Однажды услышал Вадим Алексеевич занятную историю, случившуюся лет эдак сто тридцать назад. Два грозных российских мужа, Николай Павлович и Александр Христофорович, осматривали гвардейский полк. Тверские и смоленские мужики, наряженные в мундиры, — как на подбор, морды одинаковые, штыки по ниточке, подбородки в одну линию. Николай Павлович остановился у правофлангового, присел, прищуренный глаз нацелил на выпученные груди. И морщился, морщился... Александр Христофорович шепнул участливо: «Что, дышат, Ваше Величество?» — «Дышат, мерзавцы!..»

Травкин не видел того, кто рассказывал побасенку эту: ночь, аэродром полигона и люди, скрытые темнотой, перебрасывались анекдотами. Голос, однако, запоминающийся, глуховатый речитатив оживлялся нервным хохотком. Злому и насмешливому человеку принадлежал голос, и кому именно — стало известно, когда диспетчер стал выкликать фамилии.

Родин Владимир Михайлович, старший техник, 35-я площадка — это услышал Травкин и призадумался. Два года не был он уже на 35-й, но слышал о ней много. Это была вотчина Зыкина, там его институт дорабатывал крупную РЛС «Долину». И там же, на 35-й, странную и неоспоримую власть над площадкой приобрел старший техник Родин. Так утверждала молва.


В год, когда Травкин перебрался из хибары в гостиницу, к Степану Никаноровичу Зыкину пришла делегация, встревоженные отцы и матери тех, кто учился в средней школе, издавна считавшейся подшефной. Отцы и матери, подчиненные Зыкина, просили директора взять на работу учителя истории, выгнанного из школы с волчьим билетом и облыжно обвиненного в растлении их детей.

Степан Никанорович любил порядок в институте и ценил спокойствие в нем. Ни того, ни другого в настоящий момент не было. Год назад уволился лучший инженер НИИ Травкин. За последние пять лет только семь разработок института пошли в серию, три из них принадлежали Травкину. Кое-кто открыто возмущался произволом директора, который якобы вынудил Травкина уволиться. По всему НИИ ходили домыслы и кривотолки. Требовался акт великодушия. «Пригласите ко мне кадры...» — попросил Зыкин секретаршу.

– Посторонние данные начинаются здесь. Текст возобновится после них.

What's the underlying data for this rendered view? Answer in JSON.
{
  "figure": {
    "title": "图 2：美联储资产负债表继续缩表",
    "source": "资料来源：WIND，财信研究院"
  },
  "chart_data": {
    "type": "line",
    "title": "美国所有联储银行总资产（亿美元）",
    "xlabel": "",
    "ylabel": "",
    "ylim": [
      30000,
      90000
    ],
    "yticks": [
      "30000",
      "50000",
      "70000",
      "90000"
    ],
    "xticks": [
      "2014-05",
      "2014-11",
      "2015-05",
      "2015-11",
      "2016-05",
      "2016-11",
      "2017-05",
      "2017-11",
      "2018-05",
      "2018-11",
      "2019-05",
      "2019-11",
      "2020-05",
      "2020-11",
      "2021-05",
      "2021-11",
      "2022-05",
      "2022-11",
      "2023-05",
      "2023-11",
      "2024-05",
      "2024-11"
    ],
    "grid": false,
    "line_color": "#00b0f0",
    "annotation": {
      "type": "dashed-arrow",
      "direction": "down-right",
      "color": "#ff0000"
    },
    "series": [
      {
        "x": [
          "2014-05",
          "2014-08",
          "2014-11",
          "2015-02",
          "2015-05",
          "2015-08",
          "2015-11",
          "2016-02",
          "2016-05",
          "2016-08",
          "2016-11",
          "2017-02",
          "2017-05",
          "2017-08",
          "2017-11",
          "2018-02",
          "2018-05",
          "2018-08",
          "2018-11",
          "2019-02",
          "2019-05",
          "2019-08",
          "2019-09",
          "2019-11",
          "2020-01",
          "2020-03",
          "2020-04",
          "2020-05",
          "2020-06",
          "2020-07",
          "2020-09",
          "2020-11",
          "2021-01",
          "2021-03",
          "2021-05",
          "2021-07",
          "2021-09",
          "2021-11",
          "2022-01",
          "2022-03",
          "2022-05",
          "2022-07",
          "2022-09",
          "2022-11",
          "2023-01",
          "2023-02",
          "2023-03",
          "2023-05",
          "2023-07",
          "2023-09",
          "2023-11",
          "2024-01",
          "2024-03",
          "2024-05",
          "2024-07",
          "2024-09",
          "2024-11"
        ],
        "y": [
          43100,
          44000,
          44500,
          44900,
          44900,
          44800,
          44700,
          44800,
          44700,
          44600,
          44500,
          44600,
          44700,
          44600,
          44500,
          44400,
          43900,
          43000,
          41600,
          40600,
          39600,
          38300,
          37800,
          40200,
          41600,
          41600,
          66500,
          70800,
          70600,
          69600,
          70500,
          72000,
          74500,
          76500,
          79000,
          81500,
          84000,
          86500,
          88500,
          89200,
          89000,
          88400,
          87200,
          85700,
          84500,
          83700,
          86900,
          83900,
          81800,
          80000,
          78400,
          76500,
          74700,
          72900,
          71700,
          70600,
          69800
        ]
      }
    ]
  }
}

Родин Владимир Михайлович — так звали ошельмованного педагога. Его, не знающего азов техники, пристроили к 22-му отделу, на учет чертежей и схем. Ему бы, со страшной статьей в трудовой книжке, скромненько поскучать годика полтора да вернуться, очищенным, в школу, но оказалось, что не зря выгнали его из коллектива педагогов и учащихся. Там растлевал — и здесь растлевать начал, вступился за прогульщика, алкоголика, стал призывать к милосердию, прощению и даже самобичеванию.

Степан Никанорович возмущенно засопел, узнав суть дела. То ли тунгус, то ли якут, а точнее — эвенк, инженер 12-го отдела, впервые в жизни выпил на празднике и молниеносно спился. От рюмки «огненной воды» (так эвенк написал в объяснительной) впал в трехмесячный запой. Не будь в институте Родина, выгнали бы инженера быстро и без шума. Но бывший педагог рвался к трибуне на всех собраниях, бегал по отделам и лабораториям, взбаламутил общественные организации, произносил речи, требовал прощения нацмена и его восстановления на работе, ибо не чукча виноват, а (какая наглость!) все, то есть не только пять тысяч инженеров и техников, рабочих и служащих, а двести с чем-то миллионов советских граждан. Потому что, видите ли, царская Россия, колонизировав северные территории Евразии, закабалила живущие там народности и обрекла их на вымирание, и политика эта проводится нынешним государством, и мы (кто — мы?) все в долгу перед вымирающими национальностями, мы спаиваем, мы разрушаем, мы...

— Я, что ли?.. — возмутился Степан Никанорович и дал команду.

Создали комиссию — проверить самого Родина, кого он там спаивает, кого разрушает. Выводы комиссии были обескураживающими: техник 22-го отдела Родин В.М. на своем крохотном участке работы дело организовал блестяще, образцово.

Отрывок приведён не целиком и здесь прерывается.